Four of the 12 patients reported mild side effects mainly sleepiness and difficulty concentrating.

Additional references:

  • -Clin Gastroenterol & Hep 2007; 5:772. Review. Supragastric belching usually due to aerophagia and is very frequen (up to 20/hr)t. GERD related belching is less infrequent, has sour taste, usually less loud & after meals. Gum chewing, excessive beverage drinks, rapid eating or drinking,  smoking or using straw for drinking may increase air in the stomach and lead to burping which can be behavioural problem as well.
  • -“Behavioral Treatment of Chronic Belching Due to Aerophagia in a  Normal Adult” Behav Modif 2006; 30; 341
  • -JPGN 2011; 52: 414. Mgt of severe rumination @ Columbus Ohio. n=5. Definitive dx established with AD manometry with typical r-wave pattern (when regurgitates after a meal)
  • -JPGN 2010; 50: 103. Rumination occurring in NL intelligent adolescents. May start with regurgitation and progress to inability to swallow saliva.
  • -Clin Gastro & Hep 2006; 4: 1314. Review of management of rumination/case presentation
  • -Chitkara et al: Teaching diaphragmatic breathing for rumination syndrome. Am J Gastroenterol. 2006 Nov;101(11):2449-52. Review. Can use behavioral interventions such as deep breathing exercises/ diaphragmatic breathing to break the spasms..
  • -Gastroenterology 2006; 130: 1527-28. Review and criteria of rumination.
  • -Pediatrics 2003; 111: 158-62. Review of rumination dx, Rx, & prognosis.
  • -Clin Persp in Gastro 2000; 3 (5): 277.

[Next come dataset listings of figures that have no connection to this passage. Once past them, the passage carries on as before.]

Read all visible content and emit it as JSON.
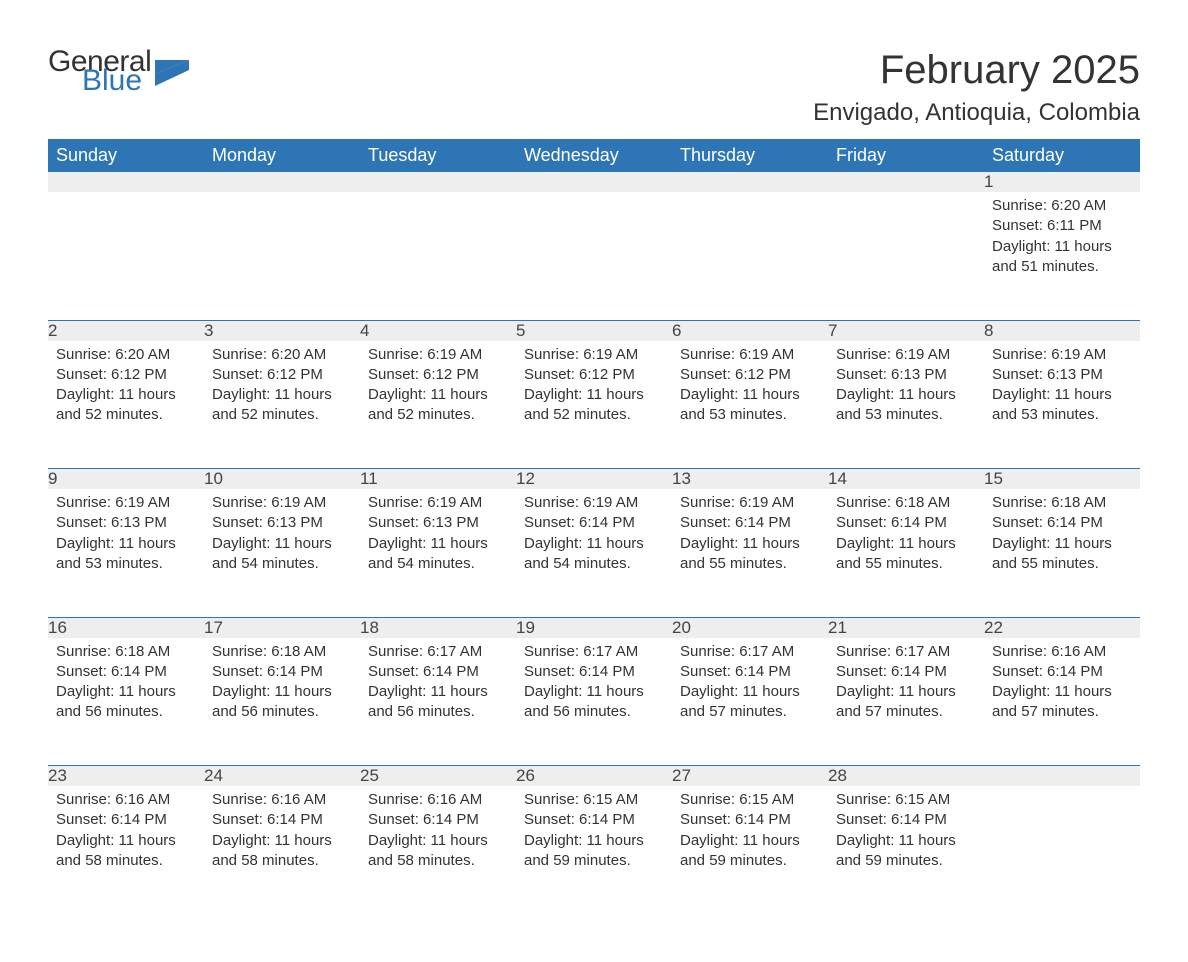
{
  "logo": {
    "text1": "General",
    "text2": "Blue",
    "color_general": "#333333",
    "color_blue": "#2e75b6",
    "triangle_color": "#2e75b6"
  },
  "title": "February 2025",
  "location": "Envigado, Antioquia, Colombia",
  "colors": {
    "header_bg": "#2e75b6",
    "header_text": "#ffffff",
    "daynum_bg": "#eeeeee",
    "row_separator": "#2e75b6",
    "text": "#333333",
    "background": "#ffffff"
  },
  "fonts": {
    "title_size": 40,
    "location_size": 24,
    "weekday_size": 18,
    "daynum_size": 17,
    "body_size": 15
  },
  "weekdays": [
    "Sunday",
    "Monday",
    "Tuesday",
    "Wednesday",
    "Thursday",
    "Friday",
    "Saturday"
  ],
  "weeks": [
    [
      null,
      null,
      null,
      null,
      null,
      null,
      {
        "day": "1",
        "sunrise": "Sunrise: 6:20 AM",
        "sunset": "Sunset: 6:11 PM",
        "daylight": "Daylight: 11 hours and 51 minutes."
      }
    ],
    [
      {
        "day": "2",
        "sunrise": "Sunrise: 6:20 AM",
        "sunset": "Sunset: 6:12 PM",
        "daylight": "Daylight: 11 hours and 52 minutes."
      },
      {
        "day": "3",
        "sunrise": "Sunrise: 6:20 AM",
        "sunset": "Sunset: 6:12 PM",
        "daylight": "Daylight: 11 hours and 52 minutes."
      },
      {
        "day": "4",
        "sunrise": "Sunrise: 6:19 AM",
        "sunset": "Sunset: 6:12 PM",
        "daylight": "Daylight: 11 hours and 52 minutes."
      },
      {
        "day": "5",
        "sunrise": "Sunrise: 6:19 AM",
        "sunset": "Sunset: 6:12 PM",
        "daylight": "Daylight: 11 hours and 52 minutes."
      },
      {
        "day": "6",
        "sunrise": "Sunrise: 6:19 AM",
        "sunset": "Sunset: 6:12 PM",
        "daylight": "Daylight: 11 hours and 53 minutes."
      },
      {
        "day": "7",
        "sunrise": "Sunrise: 6:19 AM",
        "sunset": "Sunset: 6:13 PM",
        "daylight": "Daylight: 11 hours and 53 minutes."
      },
      {
        "day": "8",
        "sunrise": "Sunrise: 6:19 AM",
        "sunset": "Sunset: 6:13 PM",
        "daylight": "Daylight: 11 hours and 53 minutes."
      }
    ],
    [
      {
        "day": "9",
        "sunrise": "Sunrise: 6:19 AM",
        "sunset": "Sunset: 6:13 PM",
        "daylight": "Daylight: 11 hours and 53 minutes."
      },
      {
        "day": "10",
        "sunrise": "Sunrise: 6:19 AM",
        "sunset": "Sunset: 6:13 PM",
        "daylight": "Daylight: 11 hours and 54 minutes."
      },
      {
        "day": "11",
        "sunrise": "Sunrise: 6:19 AM",
        "sunset": "Sunset: 6:13 PM",
        "daylight": "Daylight: 11 hours and 54 minutes."
      },
      {
        "day": "12",
        "sunrise": "Sunrise: 6:19 AM",
        "sunset": "Sunset: 6:14 PM",
        "daylight": "Daylight: 11 hours and 54 minutes."
      },
      {
        "day": "13",
        "sunrise": "Sunrise: 6:19 AM",
        "sunset": "Sunset: 6:14 PM",
        "daylight": "Daylight: 11 hours and 55 minutes."
      },
      {
        "day": "14",
        "sunrise": "Sunrise: 6:18 AM",
        "sunset": "Sunset: 6:14 PM",
        "daylight": "Daylight: 11 hours and 55 minutes."
      },
      {
        "day": "15",
        "sunrise": "Sunrise: 6:18 AM",
        "sunset": "Sunset: 6:14 PM",
        "daylight": "Daylight: 11 hours and 55 minutes."
      }
    ],
    [
      {
        "day": "16",
        "sunrise": "Sunrise: 6:18 AM",
        "sunset": "Sunset: 6:14 PM",
        "daylight": "Daylight: 11 hours and 56 minutes."
      },
      {
        "day": "17",
        "sunrise": "Sunrise: 6:18 AM",
        "sunset": "Sunset: 6:14 PM",
        "daylight": "Daylight: 11 hours and 56 minutes."
      },
      {
        "day": "18",
        "sunrise": "Sunrise: 6:17 AM",
        "sunset": "Sunset: 6:14 PM",
        "daylight": "Daylight: 11 hours and 56 minutes."
      },
      {
        "day": "19",
        "sunrise": "Sunrise: 6:17 AM",
        "sunset": "Sunset: 6:14 PM",
        "daylight": "Daylight: 11 hours and 56 minutes."
      },
      {
        "day": "20",
        "sunrise": "Sunrise: 6:17 AM",
        "sunset": "Sunset: 6:14 PM",
        "daylight": "Daylight: 11 hours and 57 minutes."
      },
      {
        "day": "21",
        "sunrise": "Sunrise: 6:17 AM",
        "sunset": "Sunset: 6:14 PM",
        "daylight": "Daylight: 11 hours and 57 minutes."
      },
      {
        "day": "22",
        "sunrise": "Sunrise: 6:16 AM",
        "sunset": "Sunset: 6:14 PM",
        "daylight": "Daylight: 11 hours and 57 minutes."
      }
    ],
    [
      {
        "day": "23",
        "sunrise": "Sunrise: 6:16 AM",
        "sunset": "Sunset: 6:14 PM",
        "daylight": "Daylight: 11 hours and 58 minutes."
      },
      {
        "day": "24",
        "sunrise": "Sunrise: 6:16 AM",
        "sunset": "Sunset: 6:14 PM",
        "daylight": "Daylight: 11 hours and 58 minutes."
      },
      {
        "day": "25",
        "sunrise": "Sunrise: 6:16 AM",
        "sunset": "Sunset: 6:14 PM",
        "daylight": "Daylight: 11 hours and 58 minutes."
      },
      {
        "day": "26",
        "sunrise": "Sunrise: 6:15 AM",
        "sunset": "Sunset: 6:14 PM",
        "daylight": "Daylight: 11 hours and 59 minutes."
      },
      {
        "day": "27",
        "sunrise": "Sunrise: 6:15 AM",
        "sunset": "Sunset: 6:14 PM",
        "daylight": "Daylight: 11 hours and 59 minutes."
      },
      {
        "day": "28",
        "sunrise": "Sunrise: 6:15 AM",
        "sunset": "Sunset: 6:14 PM",
        "daylight": "Daylight: 11 hours and 59 minutes."
      },
      null
    ]
  ]
}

Additional Baclofen references:

  • -J Pediatr 2006; 149: 436, 468. Baclofen reduces GER. 0.5mg/kg/day
  • -JPGN 2004; 38: 317. Effectiveness of baclofen in neurologically-impaired children w GER. (0.7/kg/day), n=8.
  • -Gastroenterology 2000; 118: 7-13. Use of baclofen to reduce TLESR.
  • -Aliment Pharm Ther 2003; 17: 243-51. Baclofen reduced GER (acid & nonacid). side effects -N, V, dizzy. dose: in adults, start at 5mg tid, increase c 5mg increments every 4th day to 10-20mg tid.